45. Reorder List

Problem Statement

You are given the head of a singly linked list L: L0 → L1 → ... → Ln-1 → Ln.

Reorder the list to be on the following form: L0 → Ln → L1 → Ln-1 → L2 → Ln-2 → ...

You may not modify the values in the list's nodes. Only nodes themselves may be changed.

Example 1:

Reorder List Example 1

Input: head = [1,2,3,4] Output: [1,4,2,3]

Example 2:

Reorder List Example 2

Input: head = [1,2,3,4,5] Output: [1,5,2,4,3]

Solution

# Definition for singly-linked list.
class ListNode:
    def __init__(self, val=0, next=None):
        self.val = val
        self.next = next

class Solution:
    def reorderList(self, head: ListNode) -> None:
        """
        Do not return anything, modify head in-place instead.
        """
        if not head or not head.next:
            return

        # Step 1: Find the middle of the linked list
        slow, fast = head, head
        while fast and fast.next:
            slow = slow.next
            fast = fast.next.next

        # slow is now at the middle node
        # Step 2: Split the list into two halves
        # first_half: head -> ... -> slow (before split)
        # second_half: slow.next -> ... -> None
        second_half = slow.next
        slow.next = None  # Break the link to separate the two halves
        first_half = head

        # Step 3: Reverse the second half of the list
        prev = None
        curr = second_half
        while curr:
            next_temp = curr.next
            curr.next = prev
            prev = curr
            curr = next_temp
        second_half_reversed = prev

        # Step 4: Merge the two halves
        # L0 -> L1 -> L2 -> ...
        # Ln -> Ln-1 -> Ln-2 -> ...
        # Merge: L0 -> Ln -> L1 -> Ln-1 -> ...
        p1, p2 = first_half, second_half_reversed
        while p2:
            temp1 = p1.next
            temp2 = p2.next

            p1.next = p2
            p2.next = temp1

            p1 = temp1
            p2 = temp2

Explanation

This problem requires reordering a linked list in a specific pattern. It can be broken down into three main steps:

  1. Find the Middle of the Linked List:

    • We use the fast and slow pointer technique. The fast pointer moves two steps at a time, and the slow pointer moves one step at a time. When fast reaches the end (or None), slow will be at the middle of the list.

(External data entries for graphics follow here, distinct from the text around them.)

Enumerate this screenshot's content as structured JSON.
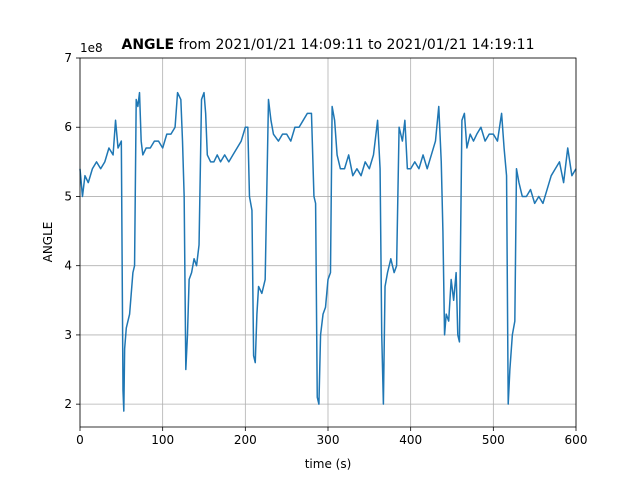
{
  "chart_data": {
    "type": "line",
    "title": {
      "bold": "ANGLE",
      "text": "from 2021/01/21 14:09:11 to 2021/01/21 14:19:11"
    },
    "x_label": "time (s)",
    "y_label": "ANGLE",
    "y_offset_label": "1e8",
    "xlim": [
      0,
      600
    ],
    "xticks": [
      0,
      100,
      200,
      300,
      400,
      500,
      600
    ],
    "ylim": [
      1.67,
      7
    ],
    "yticks": [
      2,
      3,
      4,
      5,
      6,
      7
    ],
    "grid": true,
    "color": "#1f77b4",
    "x": [
      0,
      3,
      6,
      10,
      15,
      20,
      25,
      30,
      35,
      40,
      43,
      46,
      50,
      52,
      53,
      54,
      56,
      58,
      60,
      62,
      64,
      66,
      68,
      70,
      72,
      74,
      76,
      80,
      85,
      90,
      95,
      100,
      105,
      110,
      115,
      118,
      122,
      124,
      126,
      128,
      130,
      132,
      135,
      138,
      141,
      144,
      147,
      150,
      152,
      154,
      158,
      162,
      166,
      170,
      175,
      180,
      185,
      190,
      195,
      200,
      203,
      205,
      208,
      210,
      212,
      214,
      216,
      220,
      224,
      228,
      231,
      234,
      240,
      245,
      250,
      255,
      260,
      265,
      270,
      275,
      280,
      283,
      285,
      287,
      289,
      291,
      294,
      297,
      300,
      303,
      305,
      308,
      311,
      315,
      320,
      325,
      330,
      335,
      340,
      345,
      350,
      355,
      360,
      363,
      365,
      367,
      369,
      372,
      376,
      380,
      383,
      386,
      390,
      393,
      396,
      400,
      405,
      410,
      415,
      420,
      425,
      430,
      434,
      437,
      439,
      441,
      443,
      446,
      449,
      452,
      455,
      457,
      459,
      462,
      465,
      468,
      472,
      476,
      480,
      485,
      490,
      495,
      500,
      505,
      510,
      513,
      516,
      518,
      520,
      523,
      526,
      528,
      531,
      535,
      540,
      545,
      550,
      555,
      560,
      565,
      570,
      575,
      580,
      585,
      590,
      595,
      600
    ],
    "values": [
      5.4,
      5.0,
      5.3,
      5.2,
      5.4,
      5.5,
      5.4,
      5.5,
      5.7,
      5.6,
      6.1,
      5.7,
      5.8,
      2.2,
      1.9,
      2.8,
      3.1,
      3.2,
      3.3,
      3.6,
      3.9,
      4.0,
      6.4,
      6.3,
      6.5,
      5.8,
      5.6,
      5.7,
      5.7,
      5.8,
      5.8,
      5.7,
      5.9,
      5.9,
      6.0,
      6.5,
      6.4,
      5.8,
      5.0,
      2.5,
      3.0,
      3.8,
      3.9,
      4.1,
      4.0,
      4.3,
      6.4,
      6.5,
      6.2,
      5.6,
      5.5,
      5.5,
      5.6,
      5.5,
      5.6,
      5.5,
      5.6,
      5.7,
      5.8,
      6.0,
      6.0,
      5.0,
      4.8,
      2.7,
      2.6,
      3.3,
      3.7,
      3.6,
      3.8,
      6.4,
      6.1,
      5.9,
      5.8,
      5.9,
      5.9,
      5.8,
      6.0,
      6.0,
      6.1,
      6.2,
      6.2,
      5.0,
      4.9,
      2.1,
      2.0,
      3.0,
      3.3,
      3.4,
      3.8,
      3.9,
      6.3,
      6.1,
      5.6,
      5.4,
      5.4,
      5.6,
      5.3,
      5.4,
      5.3,
      5.5,
      5.4,
      5.6,
      6.1,
      5.4,
      3.0,
      2.0,
      3.7,
      3.9,
      4.1,
      3.9,
      4.0,
      6.0,
      5.8,
      6.1,
      5.4,
      5.4,
      5.5,
      5.4,
      5.6,
      5.4,
      5.6,
      5.8,
      6.3,
      5.5,
      4.5,
      3.0,
      3.3,
      3.2,
      3.8,
      3.5,
      3.9,
      3.0,
      2.9,
      6.1,
      6.2,
      5.7,
      5.9,
      5.8,
      5.9,
      6.0,
      5.8,
      5.9,
      5.9,
      5.8,
      6.2,
      5.7,
      5.3,
      2.0,
      2.5,
      3.0,
      3.2,
      5.4,
      5.2,
      5.0,
      5.0,
      5.1,
      4.9,
      5.0,
      4.9,
      5.1,
      5.3,
      5.4,
      5.5,
      5.2,
      5.7,
      5.3,
      5.4
    ]
  }
}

  2. Split the List into Two Halves:

    • Once slow is at the middle, we break the link between the first half and the second half. slow.next becomes None, effectively terminating the first half.
    • The second half starts from slow.next (before slow.next was set to None).

  3. Reverse the Second Half:

    • We reverse the second half of the linked list. This is a standard linked list reversal operation (as seen in problem 44, "Reverse Linked List").

  4. Merge the Two Halves:

    • Now we have two lists: the first half (L0 -> L1 -> L2 -> ...) and the reversed second half (Ln -> Ln-1 -> Ln-2 -> ...).
    • We merge them by alternating nodes: L0 points to Ln, Ln points to L1, L1 points to Ln-1, and so on.
    • We use two pointers, p1 for the first half and p2 for the reversed second half. In each step, we adjust the next pointers to interleave the nodes.

Time and Space Complexity:

  • Time Complexity: O(n), where n is the number of nodes in the linked list. Each step (finding middle, splitting, reversing, merging) takes linear time.
  • Space Complexity: O(1), as we are modifying the list in-place and only using a few extra pointers.